Improve Machine Translation via GPT-3 Large Language Model

Across the language industry, OpenAI’s ChatGPT has inspired plenty of discussion. Topics of interest include its “thoughts” on translation; its “capabilities” as a project manager; and its performance in machine translation (MT), at least compared to commercial MT products

ADAPT Centre’s MT researcher Yasmin Moslem co-authored a January 30, 2023 paper that goes one step further. She and her colleagues conducted several months of experiments to find out whether GPT-3 — the large language model (LLM) behind ChatGPT — is capable of enhancing “adaptive MT,” defined as simultaneously improving the quality of new translations based on user feedback.

User feedback can take several forms, including corrections to previous translations, terminology and style guides, and ratings of translation quality. 

The paper, Adaptive Machine Translation with Large Language Models, also explored a less common method of adaptive MT: learning from similar translations (i.e., fuzzy matches) found in approved translation memories. In particular, researchers were interested in real-time adaptation.

“Instead of asking the model to translate a sentence or providing random examples, it turns out that showing the model 1-10 domain-specific translation pairs similar to the sentence to be translated can improve the translation of the new sentence immediately,” Moslem wrote in a January 31, 2023 LinkedIn post, adding that this method is “especially useful for high-resource languages.”

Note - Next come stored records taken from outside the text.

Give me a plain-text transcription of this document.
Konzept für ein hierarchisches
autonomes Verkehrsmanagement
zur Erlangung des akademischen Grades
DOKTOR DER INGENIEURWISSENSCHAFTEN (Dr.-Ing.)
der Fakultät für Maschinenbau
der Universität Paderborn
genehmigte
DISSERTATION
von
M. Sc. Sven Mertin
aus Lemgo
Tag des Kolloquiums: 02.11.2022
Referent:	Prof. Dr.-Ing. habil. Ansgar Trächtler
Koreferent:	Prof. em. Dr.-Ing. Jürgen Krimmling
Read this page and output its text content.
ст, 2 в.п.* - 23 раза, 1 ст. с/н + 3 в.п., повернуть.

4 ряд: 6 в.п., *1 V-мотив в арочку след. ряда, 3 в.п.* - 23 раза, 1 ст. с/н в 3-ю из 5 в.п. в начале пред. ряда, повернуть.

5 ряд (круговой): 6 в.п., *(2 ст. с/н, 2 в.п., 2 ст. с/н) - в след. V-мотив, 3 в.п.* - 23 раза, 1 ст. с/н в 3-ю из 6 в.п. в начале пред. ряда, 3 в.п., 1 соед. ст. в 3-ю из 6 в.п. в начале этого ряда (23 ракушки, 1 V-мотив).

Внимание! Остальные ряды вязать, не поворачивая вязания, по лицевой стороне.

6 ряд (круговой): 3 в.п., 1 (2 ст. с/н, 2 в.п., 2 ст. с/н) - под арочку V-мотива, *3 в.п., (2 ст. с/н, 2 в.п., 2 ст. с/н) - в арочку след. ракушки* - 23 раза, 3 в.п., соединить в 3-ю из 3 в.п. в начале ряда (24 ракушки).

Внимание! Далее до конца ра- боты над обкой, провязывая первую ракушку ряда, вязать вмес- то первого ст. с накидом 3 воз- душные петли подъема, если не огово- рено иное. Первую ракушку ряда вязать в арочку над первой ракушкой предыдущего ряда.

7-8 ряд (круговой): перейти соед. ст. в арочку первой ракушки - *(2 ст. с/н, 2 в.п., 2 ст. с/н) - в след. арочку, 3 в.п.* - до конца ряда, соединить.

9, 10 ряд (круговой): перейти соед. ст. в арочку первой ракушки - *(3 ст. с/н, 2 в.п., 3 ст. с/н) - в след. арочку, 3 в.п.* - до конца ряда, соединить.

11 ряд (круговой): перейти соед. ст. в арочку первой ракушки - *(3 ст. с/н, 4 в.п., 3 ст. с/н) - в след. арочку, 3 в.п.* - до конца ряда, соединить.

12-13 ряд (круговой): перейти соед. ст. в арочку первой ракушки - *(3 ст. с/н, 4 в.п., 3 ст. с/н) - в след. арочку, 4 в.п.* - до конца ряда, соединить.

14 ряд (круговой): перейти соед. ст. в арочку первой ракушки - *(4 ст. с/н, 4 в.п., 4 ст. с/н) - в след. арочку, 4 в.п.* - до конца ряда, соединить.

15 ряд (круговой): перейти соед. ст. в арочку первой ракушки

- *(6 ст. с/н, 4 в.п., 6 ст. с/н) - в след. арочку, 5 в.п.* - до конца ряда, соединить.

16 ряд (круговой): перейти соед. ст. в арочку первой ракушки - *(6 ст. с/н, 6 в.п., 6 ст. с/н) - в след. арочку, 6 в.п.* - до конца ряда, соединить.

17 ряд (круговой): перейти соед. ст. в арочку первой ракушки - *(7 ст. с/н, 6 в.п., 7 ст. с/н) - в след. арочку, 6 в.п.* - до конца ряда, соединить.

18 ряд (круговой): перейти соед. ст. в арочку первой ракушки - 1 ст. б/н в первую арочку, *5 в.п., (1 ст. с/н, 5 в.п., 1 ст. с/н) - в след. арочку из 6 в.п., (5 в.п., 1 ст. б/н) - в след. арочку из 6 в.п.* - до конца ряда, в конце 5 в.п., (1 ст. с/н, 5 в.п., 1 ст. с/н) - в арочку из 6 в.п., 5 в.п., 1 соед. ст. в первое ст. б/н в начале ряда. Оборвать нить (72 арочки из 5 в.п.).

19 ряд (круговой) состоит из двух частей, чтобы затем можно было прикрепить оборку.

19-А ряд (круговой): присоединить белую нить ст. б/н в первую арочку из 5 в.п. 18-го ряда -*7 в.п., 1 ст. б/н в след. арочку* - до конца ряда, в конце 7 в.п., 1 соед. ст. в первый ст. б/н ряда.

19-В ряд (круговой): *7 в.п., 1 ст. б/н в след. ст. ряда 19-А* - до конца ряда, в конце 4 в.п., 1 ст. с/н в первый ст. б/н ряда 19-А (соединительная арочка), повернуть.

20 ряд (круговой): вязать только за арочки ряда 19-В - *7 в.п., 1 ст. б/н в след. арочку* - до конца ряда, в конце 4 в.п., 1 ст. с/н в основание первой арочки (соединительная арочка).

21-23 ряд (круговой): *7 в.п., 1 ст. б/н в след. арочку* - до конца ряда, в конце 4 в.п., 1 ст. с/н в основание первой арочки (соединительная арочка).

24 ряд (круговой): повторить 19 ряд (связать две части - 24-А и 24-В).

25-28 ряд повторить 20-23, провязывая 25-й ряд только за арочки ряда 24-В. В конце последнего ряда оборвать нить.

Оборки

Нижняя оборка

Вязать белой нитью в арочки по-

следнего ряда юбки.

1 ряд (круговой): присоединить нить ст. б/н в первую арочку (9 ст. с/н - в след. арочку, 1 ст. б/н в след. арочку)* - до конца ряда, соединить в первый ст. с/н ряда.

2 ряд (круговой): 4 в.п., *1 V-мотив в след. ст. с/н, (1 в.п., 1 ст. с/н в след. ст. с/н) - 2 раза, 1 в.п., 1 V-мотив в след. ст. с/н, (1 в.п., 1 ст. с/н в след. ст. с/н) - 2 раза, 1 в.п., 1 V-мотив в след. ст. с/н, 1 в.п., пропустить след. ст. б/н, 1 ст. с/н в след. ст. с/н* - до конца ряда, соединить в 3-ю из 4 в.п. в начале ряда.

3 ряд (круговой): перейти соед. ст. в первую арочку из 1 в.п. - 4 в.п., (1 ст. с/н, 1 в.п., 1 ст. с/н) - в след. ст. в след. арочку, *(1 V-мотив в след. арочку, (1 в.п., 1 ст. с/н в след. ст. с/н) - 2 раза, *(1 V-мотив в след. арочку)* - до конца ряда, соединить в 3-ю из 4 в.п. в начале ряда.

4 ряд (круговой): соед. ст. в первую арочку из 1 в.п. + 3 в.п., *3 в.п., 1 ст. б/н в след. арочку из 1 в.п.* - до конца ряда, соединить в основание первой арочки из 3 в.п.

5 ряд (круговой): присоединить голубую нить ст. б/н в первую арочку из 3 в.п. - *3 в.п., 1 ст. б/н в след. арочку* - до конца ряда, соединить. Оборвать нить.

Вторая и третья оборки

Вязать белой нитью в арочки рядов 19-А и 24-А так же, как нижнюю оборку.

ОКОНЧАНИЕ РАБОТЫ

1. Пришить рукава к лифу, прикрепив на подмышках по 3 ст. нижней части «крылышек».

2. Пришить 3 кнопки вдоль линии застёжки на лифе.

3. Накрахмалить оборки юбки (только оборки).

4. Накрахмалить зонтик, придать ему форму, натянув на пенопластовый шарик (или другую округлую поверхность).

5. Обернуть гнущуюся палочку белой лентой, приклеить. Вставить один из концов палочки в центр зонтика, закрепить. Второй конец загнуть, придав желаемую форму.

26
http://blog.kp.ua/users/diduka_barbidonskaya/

For low-resource languages, the team was able to use fuzzy matches to improve translations from “stronger” MT systems, such as those from DeepL and Google.

Researchers extracted sentence pairs similar to each segment in a test dataset of 3,070 segments covering five language combinations (English into Arabic, Chinese, French, Kinyarwanda, and Spanish). 

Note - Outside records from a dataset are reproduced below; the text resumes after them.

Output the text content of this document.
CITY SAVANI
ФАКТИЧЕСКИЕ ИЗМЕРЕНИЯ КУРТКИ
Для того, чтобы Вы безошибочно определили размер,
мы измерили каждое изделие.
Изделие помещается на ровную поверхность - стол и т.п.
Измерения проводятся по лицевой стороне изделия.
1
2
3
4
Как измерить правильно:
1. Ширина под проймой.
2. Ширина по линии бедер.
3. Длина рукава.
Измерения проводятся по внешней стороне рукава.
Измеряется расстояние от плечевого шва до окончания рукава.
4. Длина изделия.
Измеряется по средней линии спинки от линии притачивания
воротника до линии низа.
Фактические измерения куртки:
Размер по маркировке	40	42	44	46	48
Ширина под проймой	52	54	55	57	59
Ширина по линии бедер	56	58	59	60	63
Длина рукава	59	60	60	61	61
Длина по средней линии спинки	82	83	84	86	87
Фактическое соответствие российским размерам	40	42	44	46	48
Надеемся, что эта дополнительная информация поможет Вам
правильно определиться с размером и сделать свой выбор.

They found that few-shot translation with GPT-3 using fuzzy matches resulted in the highest-quality translations — to a point.

“At some point, there might be diminishing returns of adding more similar sentences,” the authors conceded. “Increasing the number of fuzzy matches from two sentences to three, four, five, and 10 sentences incrementally improves translation quality, but with smaller quality gains.”

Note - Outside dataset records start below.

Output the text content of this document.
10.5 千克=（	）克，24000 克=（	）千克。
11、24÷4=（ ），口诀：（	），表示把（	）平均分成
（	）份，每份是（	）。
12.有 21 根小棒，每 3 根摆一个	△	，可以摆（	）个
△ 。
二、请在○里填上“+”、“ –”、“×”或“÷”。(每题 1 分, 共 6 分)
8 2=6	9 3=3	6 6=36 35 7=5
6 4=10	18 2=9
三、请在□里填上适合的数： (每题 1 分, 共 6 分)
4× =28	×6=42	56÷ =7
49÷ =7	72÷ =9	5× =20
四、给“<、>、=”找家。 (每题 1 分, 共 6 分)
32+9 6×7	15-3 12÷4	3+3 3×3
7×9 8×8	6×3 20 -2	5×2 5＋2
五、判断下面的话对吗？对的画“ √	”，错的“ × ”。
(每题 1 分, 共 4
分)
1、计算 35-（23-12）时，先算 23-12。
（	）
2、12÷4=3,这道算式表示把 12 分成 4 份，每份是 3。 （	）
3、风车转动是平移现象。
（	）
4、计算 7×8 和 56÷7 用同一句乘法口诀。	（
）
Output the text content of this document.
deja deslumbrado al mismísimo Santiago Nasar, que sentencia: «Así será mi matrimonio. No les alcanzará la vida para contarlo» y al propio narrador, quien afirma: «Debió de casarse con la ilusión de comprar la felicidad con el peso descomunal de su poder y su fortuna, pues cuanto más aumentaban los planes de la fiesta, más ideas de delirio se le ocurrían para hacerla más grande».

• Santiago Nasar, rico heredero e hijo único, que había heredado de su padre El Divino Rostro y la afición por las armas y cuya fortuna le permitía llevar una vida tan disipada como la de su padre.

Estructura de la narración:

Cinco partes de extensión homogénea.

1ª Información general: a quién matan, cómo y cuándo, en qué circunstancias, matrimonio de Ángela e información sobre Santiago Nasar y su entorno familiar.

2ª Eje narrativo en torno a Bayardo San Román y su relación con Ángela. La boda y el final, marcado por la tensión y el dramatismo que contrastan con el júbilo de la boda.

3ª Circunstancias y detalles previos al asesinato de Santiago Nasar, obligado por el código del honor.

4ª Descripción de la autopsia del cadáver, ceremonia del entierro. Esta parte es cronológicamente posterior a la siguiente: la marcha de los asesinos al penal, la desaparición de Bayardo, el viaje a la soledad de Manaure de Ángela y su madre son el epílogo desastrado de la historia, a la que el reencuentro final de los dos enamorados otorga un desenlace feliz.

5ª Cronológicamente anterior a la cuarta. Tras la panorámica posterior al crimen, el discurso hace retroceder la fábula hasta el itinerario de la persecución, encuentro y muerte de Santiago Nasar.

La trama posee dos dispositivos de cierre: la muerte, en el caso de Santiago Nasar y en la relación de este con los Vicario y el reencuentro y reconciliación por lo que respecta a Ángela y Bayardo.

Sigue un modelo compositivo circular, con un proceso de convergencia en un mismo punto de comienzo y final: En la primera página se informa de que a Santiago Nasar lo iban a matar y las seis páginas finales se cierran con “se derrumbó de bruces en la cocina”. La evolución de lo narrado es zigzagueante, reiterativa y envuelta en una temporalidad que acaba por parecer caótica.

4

Putting Results into Context

For certain language pairs, GPT-3’s adaptive MT with fuzzy matches was able to outperform more standard encoder-decoder, Transformer-based MT models: for English into French and Spanish, just five fuzzy matches were needed; for Chinese, at least 10. 

Results for Arabic and Kinyarwanda were not on par with those for other language pairs, since GPT-3.5 mostly supports high-resource Latin-based languages. 

Authors attributed the disparity to limited support (Kinyarwanda) and issues with GPT-3’s tokenizer (Arabic).

Overall, though, researchers described the results as “very promising,” and noted that users might adopt one of several “pipelines” in production based on the level of support an LLM offers for a given language pair.